Estudo identifica biomarcadores para detectar Parkinson 20 anos antes dos sintomas
Uma pesquisa conjunta da Universidade de Tecnologia de Chalmers, na Suécia, e do Hospital Universitário de Oslo, na Noruega, revelou um conjunto de biomarcadores que pode permitir a detecção da doença de Parkinson até duas décadas antes do surgimento dos primeiros sintomas. O estudo, publicado na revista científica npj Parkinson's Disease, aponta para a possibilidade de desenvolver um exame de sangue acessível e de baixo custo, capaz de identificar sinais precoces da doença.

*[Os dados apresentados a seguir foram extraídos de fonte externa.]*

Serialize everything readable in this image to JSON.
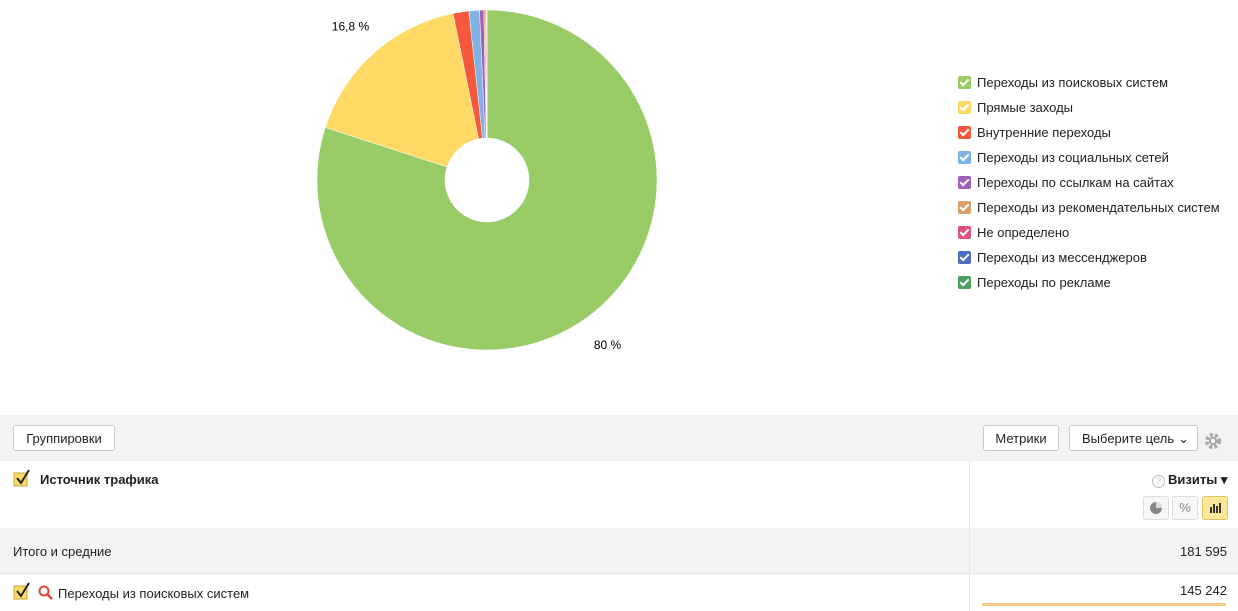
{
  "chart_data": {
    "type": "pie",
    "categories": [
      "Переходы из поисковых систем",
      "Прямые заходы",
      "Внутренние переходы",
      "Переходы из социальных сетей",
      "Переходы по ссылкам на сайтах",
      "Переходы из рекомендательных систем",
      "Не определено",
      "Переходы из мессенджеров",
      "Переходы по рекламе"
    ],
    "values": [
      80,
      16.8,
      1.5,
      1.0,
      0.4,
      0.15,
      0.1,
      0.03,
      0.02
    ],
    "value_labels": [
      "80 %",
      "16,8 %",
      null,
      null,
      null,
      null,
      null,
      null,
      null
    ],
    "colors": [
      "#99cc66",
      "#ffd966",
      "#f5593d",
      "#7fb2e5",
      "#a05fb8",
      "#d99e6a",
      "#e0507a",
      "#4e6bbf",
      "#4e9f5c"
    ],
    "legend": "right"
  },
  "toolbar": {
    "groupings": "Группировки",
    "metrics": "Метрики",
    "goal": "Выберите цель"
  },
  "table": {
    "dimension": "Источник трафика",
    "metric": "Визиты",
    "totals": {
      "label": "Итого и средние",
      "value": "181 595"
    },
    "rows": [
      {
        "label": "Переходы из поисковых систем",
        "value": "145 242"
      }
    ]
  }
}
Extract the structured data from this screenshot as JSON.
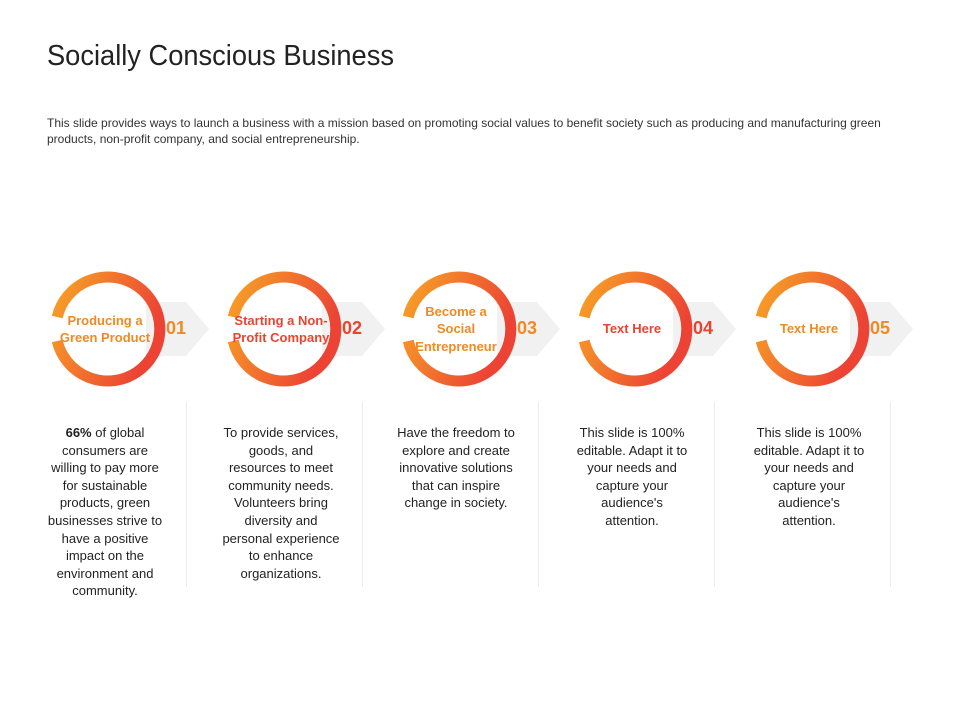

Como os biomarcadores funcionam
Os pesquisadores identificaram padrões específicos em pessoas já diagnosticadas com Parkinson que não aparecem em indivíduos saudáveis. Segundo Annikka Polster, uma das responsáveis pelo estudo, esses biomarcadores surgem apenas em estágios iniciais da doença e deixam de ser ativados quando ela está avançada. Isso torna crucial o foco nesses mecanismos para o desenvolvimento de tratamentos futuros, como destacado em declarações reproduzidas pela Fox News.
Os resultados refletem fases iniciais da biologia da doença e abrem caminho para exames de triagem mais amplos a partir de amostras de sangue. A expectativa é que a análise desses mecanismos em tempo real ajude a identificar formas de interromper o processo da doença e apontar medicamentos potencialmente eficazes.
Limitações e próximos passos da pesquisa
Apesar do potencial promissor, os cientistas destacam algumas limitações. A atividade genética representa apenas uma parte do que ocorre no cérebro, e o uso de determinados medicamentos pode interferir nos resultados obtidos, conforme relatado pela Fox News. As pesquisas devem avançar para compreender melhor o funcionamento desses biomarcadores e validar os achados em estudos mais amplos.
Sinais de alerta precoces do Parkinson
A doença de Parkinson é causada pela redução de uma substância que atua como mensageiro químico no cérebro, responsável pelo controle dos movimentos, conforme explica o site da rede de saúde CUF. Em entrevista ao site Health, o neurologista Earl R. Dorsey listou alguns sintomas iniciais que merecem atenção:
- Perda do olfato, comum em grande parte dos pacientes ao longo do desenvolvimento da doença.
- Constipação intestinal, um sinal frequente.
- Tremores, que podem afetar não apenas as mãos, mas também a região abdominal e o tórax.
- Distúrbios do sono, incluindo dificuldade para dormir e interrupções frequentes durante a noite.
- Mudanças na caligrafia, lentidão de movimentos e alterações na fala, tornando a voz mais rouca ou arrastada.
- Ansiedade, que pode ser um indicativo precoce resultante de alterações químicas no cérebro associadas ao Parkinson.
Contexto da doença no Brasil e no mundo
O Parkinson é a segunda doença neurodegenerativa mais comum no mundo, atrás apenas do Alzheimer. No Brasil, sua prevalência aumenta de forma expressiva a partir dos 60 anos. Pesquisas da UFRGS revelam que a taxa chega a quase 3 por cento entre pessoas com 80 anos ou mais, sendo maior entre homens. Esses dados destacam a importância de avanços como os deste estudo para melhorar a qualidade de vida dos pacientes e reduzir os impactos da doença na sociedade.